Through the 35-year concession contract, Quiport has the right to collect all revenues from airlines, passengers and retail concessions at the Airport until 2040. Some of these revenues, most notably aircraft landing and passenger departure fees, are regulated - others, including commercial revenues such as duty free and other ancillary enterprises, are not.
The regulated revenues, which are expected to account for roughly 80% of total revenue, are collected offshore through the International Air Transportation Association clearing house system. The remaining 20% of revenue is collected in-country and approximately equates to Quiport's operating costs. All revenue and costs on the project will be in US dollars, which is the legal currency of Ecuador.

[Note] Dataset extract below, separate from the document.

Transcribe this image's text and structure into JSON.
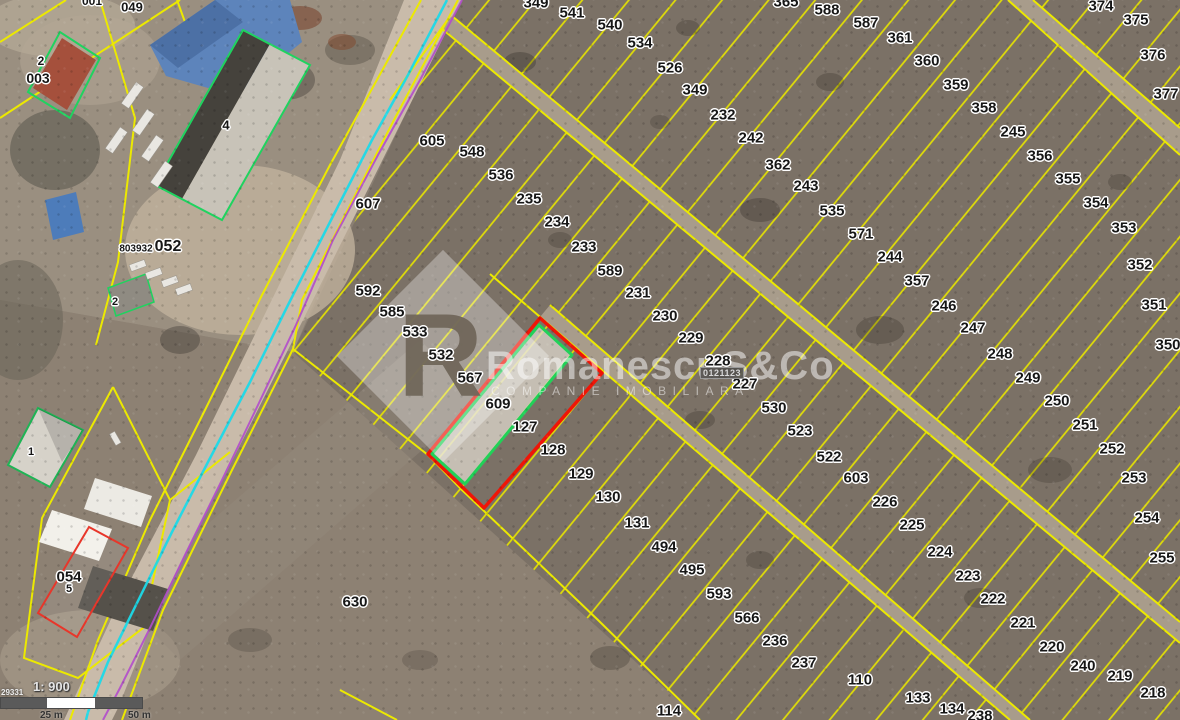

In the five years since Quiport began collecting traffic data for the existing airport, traffic has grown approximately 9.8% per year, and in the last 10 years, cargo activities have grown by 8.5% per year. In the first six months of 2005, traffic has grown 13.7% compared to 2004.
In addition to its approximately US$34 million equity investment, Aecon is guaranteeing approximately US$20 million of contingent equity.
Similar to its previous investment in the Cross Israel Highway, Aecon will use its expected cash profits from construction-related activities toward financing Aecon's equity investment in the Quito Airport concession.
Aecon will be accounting for this investment using the proportionate consolidation method, meaning that 45.5% of Quiport's revenues, profits, assets and liabilities - including Quiport's project financing - will be reflected in Aecon's results each quarter once financial close for this project has been achieved.
This also means that, in accordance with generally accepted accounting principles, Aecon's share of the construction joint venture's revenue and profits will be reduced by Aecon's 45.5% proportionate interest in Quiport. The revenues and profits eliminated will be recognized over the life of the Quiport Airport concession period. Under Aecon's accounting policy for large multi-year contracts, profit is recognized only when construction progress reaches a stage of completion sufficient to reasonably determine the probable results (generally when the contract is 20% complete), which is expected to occur on the Quito project late in 2006.
Quiport is expected to generate positive accounting income for Aecon in its first year of operation following the 51-month construction period, while from a cash perspective, it is expected that Quiport will be in a position to pay dividends beginning in approximately 2011.
Aecon Group Inc. is Canada's largest publicly traded construction and infrastructure development company. Aecon and its subsidiaries provide services to private and public sector clients throughout Canada and internationally.